Mark Tansey, A short history of modernist painting, 1982 |
1) É a partir da relação com Fliess que Freud coloca em circulação a teoria da sedução, a ideia de que todo trauma era gerado por uma cena real; e também foi com Fliess, na relação epistolar deles, que Freud aos poucos deixou de lado essa hipótese, observando que boa parte das cenas de trauma relatadas pelos pacientes eram fantasia, criação, delírio (abrindo os domínios da psicanálise à intervenção da ficção, como acontecerá também na dimensão da metapsicologia).
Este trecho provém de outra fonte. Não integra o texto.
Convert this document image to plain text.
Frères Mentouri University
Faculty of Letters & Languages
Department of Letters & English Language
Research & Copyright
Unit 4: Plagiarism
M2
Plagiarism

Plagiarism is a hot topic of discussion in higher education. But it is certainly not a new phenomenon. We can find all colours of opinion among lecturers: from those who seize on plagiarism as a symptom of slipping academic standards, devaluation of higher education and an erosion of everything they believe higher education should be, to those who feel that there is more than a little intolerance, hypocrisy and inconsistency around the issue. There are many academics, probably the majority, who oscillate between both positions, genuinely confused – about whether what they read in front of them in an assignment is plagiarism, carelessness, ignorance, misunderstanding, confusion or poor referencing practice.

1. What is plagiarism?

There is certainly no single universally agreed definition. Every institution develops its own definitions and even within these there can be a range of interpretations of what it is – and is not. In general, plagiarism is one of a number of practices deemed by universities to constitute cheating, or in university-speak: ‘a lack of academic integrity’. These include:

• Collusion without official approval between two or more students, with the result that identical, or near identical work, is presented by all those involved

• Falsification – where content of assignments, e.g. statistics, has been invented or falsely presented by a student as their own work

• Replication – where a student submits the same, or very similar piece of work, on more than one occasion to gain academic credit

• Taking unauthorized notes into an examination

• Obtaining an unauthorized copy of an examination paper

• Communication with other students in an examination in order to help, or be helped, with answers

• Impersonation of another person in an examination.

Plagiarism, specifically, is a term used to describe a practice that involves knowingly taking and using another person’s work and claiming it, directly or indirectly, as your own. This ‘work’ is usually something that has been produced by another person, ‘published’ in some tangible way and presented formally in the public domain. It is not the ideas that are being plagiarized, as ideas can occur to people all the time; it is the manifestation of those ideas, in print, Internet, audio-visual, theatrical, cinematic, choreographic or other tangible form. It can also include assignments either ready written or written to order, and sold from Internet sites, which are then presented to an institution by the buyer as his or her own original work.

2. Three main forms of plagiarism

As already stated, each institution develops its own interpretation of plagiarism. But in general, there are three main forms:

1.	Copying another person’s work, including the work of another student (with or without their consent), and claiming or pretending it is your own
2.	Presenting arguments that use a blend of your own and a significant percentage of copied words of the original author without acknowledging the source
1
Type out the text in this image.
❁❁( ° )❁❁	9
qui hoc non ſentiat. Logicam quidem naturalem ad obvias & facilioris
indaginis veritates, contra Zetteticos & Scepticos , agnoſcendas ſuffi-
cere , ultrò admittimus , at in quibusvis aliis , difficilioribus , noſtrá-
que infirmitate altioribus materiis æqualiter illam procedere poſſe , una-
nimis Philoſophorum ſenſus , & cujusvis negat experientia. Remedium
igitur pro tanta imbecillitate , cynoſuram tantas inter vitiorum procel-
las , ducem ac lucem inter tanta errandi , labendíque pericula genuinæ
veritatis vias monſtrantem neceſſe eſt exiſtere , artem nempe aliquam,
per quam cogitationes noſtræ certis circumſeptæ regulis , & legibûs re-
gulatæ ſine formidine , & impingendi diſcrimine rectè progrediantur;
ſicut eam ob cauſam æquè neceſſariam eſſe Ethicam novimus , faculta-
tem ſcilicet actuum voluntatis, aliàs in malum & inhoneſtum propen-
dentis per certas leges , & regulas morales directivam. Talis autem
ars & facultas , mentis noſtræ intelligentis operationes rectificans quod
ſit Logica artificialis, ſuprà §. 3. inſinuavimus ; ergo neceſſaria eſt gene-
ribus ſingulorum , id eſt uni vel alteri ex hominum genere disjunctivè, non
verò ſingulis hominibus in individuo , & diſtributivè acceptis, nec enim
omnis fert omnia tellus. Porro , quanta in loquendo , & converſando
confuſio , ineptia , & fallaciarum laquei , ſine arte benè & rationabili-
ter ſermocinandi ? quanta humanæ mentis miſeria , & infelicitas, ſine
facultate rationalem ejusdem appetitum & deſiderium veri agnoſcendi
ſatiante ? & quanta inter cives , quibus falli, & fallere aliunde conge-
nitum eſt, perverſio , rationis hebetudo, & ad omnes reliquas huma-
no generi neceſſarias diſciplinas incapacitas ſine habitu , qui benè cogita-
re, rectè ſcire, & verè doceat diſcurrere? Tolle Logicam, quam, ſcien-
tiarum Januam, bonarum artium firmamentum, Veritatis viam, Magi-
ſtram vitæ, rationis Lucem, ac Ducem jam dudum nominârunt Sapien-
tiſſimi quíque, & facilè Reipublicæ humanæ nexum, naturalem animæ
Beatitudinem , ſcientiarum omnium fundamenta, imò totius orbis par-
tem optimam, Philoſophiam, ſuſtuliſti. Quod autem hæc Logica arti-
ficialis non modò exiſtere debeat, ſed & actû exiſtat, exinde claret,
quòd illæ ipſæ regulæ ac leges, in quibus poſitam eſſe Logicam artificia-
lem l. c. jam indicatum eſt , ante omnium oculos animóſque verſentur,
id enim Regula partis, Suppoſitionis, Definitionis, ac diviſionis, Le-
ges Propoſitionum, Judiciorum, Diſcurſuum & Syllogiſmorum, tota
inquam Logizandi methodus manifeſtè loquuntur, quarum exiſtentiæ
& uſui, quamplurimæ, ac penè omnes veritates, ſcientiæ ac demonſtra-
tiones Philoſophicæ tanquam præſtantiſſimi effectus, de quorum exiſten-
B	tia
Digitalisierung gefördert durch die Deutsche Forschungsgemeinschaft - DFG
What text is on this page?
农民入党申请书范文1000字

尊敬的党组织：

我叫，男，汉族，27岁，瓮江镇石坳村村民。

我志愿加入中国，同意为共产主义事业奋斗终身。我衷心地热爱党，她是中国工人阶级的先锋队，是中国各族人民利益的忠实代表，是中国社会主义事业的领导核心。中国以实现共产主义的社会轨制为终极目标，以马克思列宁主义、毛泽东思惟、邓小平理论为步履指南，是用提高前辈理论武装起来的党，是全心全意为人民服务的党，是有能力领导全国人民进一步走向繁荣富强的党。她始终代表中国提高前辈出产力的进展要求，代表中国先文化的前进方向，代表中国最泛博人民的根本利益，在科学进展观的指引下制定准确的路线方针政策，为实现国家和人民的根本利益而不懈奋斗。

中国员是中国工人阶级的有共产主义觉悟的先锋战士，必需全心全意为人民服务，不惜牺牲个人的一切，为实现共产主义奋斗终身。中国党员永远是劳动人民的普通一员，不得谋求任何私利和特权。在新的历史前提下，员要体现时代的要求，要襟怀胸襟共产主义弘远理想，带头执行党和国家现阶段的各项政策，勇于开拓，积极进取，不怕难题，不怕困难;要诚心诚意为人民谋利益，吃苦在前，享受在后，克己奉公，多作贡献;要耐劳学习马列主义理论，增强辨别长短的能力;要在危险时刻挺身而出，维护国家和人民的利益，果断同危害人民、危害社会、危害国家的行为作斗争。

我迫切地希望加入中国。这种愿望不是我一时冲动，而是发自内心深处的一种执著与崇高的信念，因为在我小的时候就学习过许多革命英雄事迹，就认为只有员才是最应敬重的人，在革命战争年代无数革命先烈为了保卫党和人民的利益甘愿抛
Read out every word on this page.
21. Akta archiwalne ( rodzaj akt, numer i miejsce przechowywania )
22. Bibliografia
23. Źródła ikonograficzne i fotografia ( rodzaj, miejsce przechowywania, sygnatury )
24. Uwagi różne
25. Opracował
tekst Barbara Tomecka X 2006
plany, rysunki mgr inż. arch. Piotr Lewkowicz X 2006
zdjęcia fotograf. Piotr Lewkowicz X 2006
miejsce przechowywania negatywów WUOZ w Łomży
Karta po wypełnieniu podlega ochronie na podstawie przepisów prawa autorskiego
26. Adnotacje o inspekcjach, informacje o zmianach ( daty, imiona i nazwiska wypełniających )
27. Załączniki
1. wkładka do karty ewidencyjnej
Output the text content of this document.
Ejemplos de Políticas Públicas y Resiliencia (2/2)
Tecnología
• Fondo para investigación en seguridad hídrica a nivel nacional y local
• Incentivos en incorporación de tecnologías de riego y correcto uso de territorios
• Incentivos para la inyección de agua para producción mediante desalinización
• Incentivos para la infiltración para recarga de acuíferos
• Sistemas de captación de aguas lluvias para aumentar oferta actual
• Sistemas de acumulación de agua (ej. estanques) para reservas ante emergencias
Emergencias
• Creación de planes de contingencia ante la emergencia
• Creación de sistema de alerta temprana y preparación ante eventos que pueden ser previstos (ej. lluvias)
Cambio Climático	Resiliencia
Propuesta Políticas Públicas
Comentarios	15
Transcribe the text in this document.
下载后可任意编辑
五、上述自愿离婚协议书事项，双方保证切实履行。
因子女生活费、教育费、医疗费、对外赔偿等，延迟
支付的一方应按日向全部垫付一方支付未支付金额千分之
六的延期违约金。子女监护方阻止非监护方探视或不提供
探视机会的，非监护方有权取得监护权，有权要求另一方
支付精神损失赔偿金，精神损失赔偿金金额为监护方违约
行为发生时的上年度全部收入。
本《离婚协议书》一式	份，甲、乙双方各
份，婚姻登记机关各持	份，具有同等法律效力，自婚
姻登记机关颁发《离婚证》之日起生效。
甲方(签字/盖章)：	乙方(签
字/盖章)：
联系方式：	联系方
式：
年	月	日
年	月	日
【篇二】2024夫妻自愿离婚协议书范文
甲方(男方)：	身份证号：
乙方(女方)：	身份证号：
2) Tensa relação com Fliess - só sobraram as cartas enviadas por Freud, que queimou aquelas enviadas por Fliess (mas vários dos manuscritos anexados por Freud à correspondência se perderam, como foi o caso dos esboços sobre a dreckologia). O deslizamento teórico de Freud do "real" em direção à "fantasia" na teoria da sedução encontra eco também na relação dele com Fliess: o desenvolvimento da psicanálise como discurso passa por uma ficcionalização da posição de escuta e de interpretação, pois Fliess é tanto uma figura de autoridade (cuja aprovação é buscada por Freud) quanto uma escuta a ser seduzida, doutrinada, cultivada. "Você é meu amigo, meu confidente", escreve Freud em tantas cartas.
3) "Você é minha mulher", "você é meu mestre", comenta Lacan no seminário sobre as psicoses (1955-1956, tradução de Aluísio Menezes, Zahar, 1988, p. 310), ou seja, você é na medida em que eu permito que meu discurso possibilite que você seja, mas um discurso que só pode se sustentar ou se fundar a partir dessa referência ao outro. Montaigne: "Só falo dos outros para melhor falar de mim" ("Sobre a educação das crianças", Os ensaios: uma seleção, tradução de Rosa Freire d'Aguiar, Companhia das Letras, 2010, p. 88).